Sunday, May 6, 2012

Hot-to-Trot.......B-17 Air Crew Casualty WWII

During the winter, only Americans come to the B-17 Museum, the summer, its Europeans and folks from around the world. It was on a cold winter day that a small crowd of Virginians wandered in, no different than any other crowd came in - I heard a woman sobbing from the back of the plane, under the tail.
    "Oh my God, " I heard her crying, " its my father."  I walked...hobbled really down there, and found an older woman slumped over a wheel chair, sobbing into a large hankerchief, pointing to a crew picture hanging on the wall.
     " Its him, it's my dad, " she cried, and wimpered as her family bent over hugging and running their fingers and hands over her shoulders.
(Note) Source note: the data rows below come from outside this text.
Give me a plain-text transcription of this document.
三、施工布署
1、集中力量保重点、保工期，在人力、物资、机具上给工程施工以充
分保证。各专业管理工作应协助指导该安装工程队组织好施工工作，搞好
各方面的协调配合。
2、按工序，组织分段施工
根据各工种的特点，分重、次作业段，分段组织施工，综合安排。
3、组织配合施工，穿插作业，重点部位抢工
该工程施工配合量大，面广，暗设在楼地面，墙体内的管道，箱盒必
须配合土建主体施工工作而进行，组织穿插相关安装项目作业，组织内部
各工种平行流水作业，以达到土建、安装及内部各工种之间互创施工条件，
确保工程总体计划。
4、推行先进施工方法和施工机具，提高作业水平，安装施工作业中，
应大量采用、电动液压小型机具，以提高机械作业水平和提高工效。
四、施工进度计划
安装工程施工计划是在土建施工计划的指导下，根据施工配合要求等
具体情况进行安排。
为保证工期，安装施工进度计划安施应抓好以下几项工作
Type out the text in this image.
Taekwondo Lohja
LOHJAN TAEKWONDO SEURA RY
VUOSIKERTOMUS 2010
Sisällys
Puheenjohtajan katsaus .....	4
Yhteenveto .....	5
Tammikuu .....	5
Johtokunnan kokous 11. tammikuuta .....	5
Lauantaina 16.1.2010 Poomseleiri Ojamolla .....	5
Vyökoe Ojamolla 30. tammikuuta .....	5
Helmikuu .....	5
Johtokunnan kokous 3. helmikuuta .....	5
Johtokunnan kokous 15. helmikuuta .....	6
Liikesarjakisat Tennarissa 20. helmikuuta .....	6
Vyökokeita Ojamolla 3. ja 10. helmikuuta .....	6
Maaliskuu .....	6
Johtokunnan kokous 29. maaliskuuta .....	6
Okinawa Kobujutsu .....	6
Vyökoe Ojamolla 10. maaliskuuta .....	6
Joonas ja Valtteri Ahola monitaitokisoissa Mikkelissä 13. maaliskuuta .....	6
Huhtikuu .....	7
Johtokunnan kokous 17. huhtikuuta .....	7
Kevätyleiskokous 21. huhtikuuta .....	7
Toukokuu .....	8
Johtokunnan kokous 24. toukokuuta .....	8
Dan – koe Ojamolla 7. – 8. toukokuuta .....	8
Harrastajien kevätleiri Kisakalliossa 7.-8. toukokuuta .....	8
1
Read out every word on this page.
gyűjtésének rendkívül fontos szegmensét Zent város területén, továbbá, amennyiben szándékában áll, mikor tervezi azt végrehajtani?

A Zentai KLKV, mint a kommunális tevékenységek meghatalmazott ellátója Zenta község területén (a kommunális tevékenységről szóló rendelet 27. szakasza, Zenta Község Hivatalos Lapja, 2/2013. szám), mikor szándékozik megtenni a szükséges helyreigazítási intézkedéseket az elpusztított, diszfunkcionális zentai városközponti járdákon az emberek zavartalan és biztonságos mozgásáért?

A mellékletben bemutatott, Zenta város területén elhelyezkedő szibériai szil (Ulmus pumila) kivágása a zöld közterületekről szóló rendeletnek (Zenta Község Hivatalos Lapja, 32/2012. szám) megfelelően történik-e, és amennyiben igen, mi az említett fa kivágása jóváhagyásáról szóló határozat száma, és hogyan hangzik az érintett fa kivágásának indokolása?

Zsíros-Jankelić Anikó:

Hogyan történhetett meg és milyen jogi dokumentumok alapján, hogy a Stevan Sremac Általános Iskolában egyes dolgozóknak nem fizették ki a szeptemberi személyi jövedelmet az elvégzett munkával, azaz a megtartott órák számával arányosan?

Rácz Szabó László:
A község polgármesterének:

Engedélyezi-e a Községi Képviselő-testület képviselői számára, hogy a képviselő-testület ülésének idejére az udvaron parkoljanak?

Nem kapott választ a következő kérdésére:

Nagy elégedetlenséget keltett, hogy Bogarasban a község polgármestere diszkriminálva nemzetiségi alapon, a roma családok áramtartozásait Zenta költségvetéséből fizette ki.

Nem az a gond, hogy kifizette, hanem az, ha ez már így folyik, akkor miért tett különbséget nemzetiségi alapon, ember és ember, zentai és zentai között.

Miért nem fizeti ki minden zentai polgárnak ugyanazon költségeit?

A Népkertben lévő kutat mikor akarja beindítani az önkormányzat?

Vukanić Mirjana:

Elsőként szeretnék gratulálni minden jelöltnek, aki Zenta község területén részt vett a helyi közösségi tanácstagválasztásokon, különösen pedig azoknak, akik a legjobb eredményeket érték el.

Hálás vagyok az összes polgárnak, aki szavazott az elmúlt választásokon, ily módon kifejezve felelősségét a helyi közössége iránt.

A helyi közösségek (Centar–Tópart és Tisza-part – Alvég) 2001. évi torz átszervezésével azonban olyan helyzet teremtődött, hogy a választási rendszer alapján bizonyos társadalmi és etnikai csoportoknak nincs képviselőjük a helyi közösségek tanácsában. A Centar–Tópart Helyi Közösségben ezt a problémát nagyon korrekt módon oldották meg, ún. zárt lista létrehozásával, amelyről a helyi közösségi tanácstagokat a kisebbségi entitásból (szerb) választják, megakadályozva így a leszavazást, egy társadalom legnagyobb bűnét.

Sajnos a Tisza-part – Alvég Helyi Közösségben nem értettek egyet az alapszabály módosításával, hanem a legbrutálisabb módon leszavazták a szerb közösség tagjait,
     Her father was a waist gunner on Hot-to-Trot, lost over Germany on its X mission, another casualty on another flight, doing his duty, bombing yet another target, trying to get the damned war over with. It really didn't matter whether it was at the front part of the war or near the end, the plane and most of the 10 crew didn't make it. They were lost, dead was dead, no hope, the explosion happened at about 8,000 feet on the way down, it was quick, very few chutes, no bodies were recovered.
    We copied the crew photo and gave it to her. She wanted to know a zillion things: why the art on the nose, who thought it up, who were the other guys, still alive, where were they? how many other casualties ( WAY too many), was it worth it?
    The family that came with her? Sons, daughters, grandchildren and the family tree that sprung from their union that populated the small town from whence they came. He issued a doctor, farmer, college graduates, electrical workers, a couple of nurses, a family tree that gave his town a lot.
    I imagine if he could see all this, he would be proud.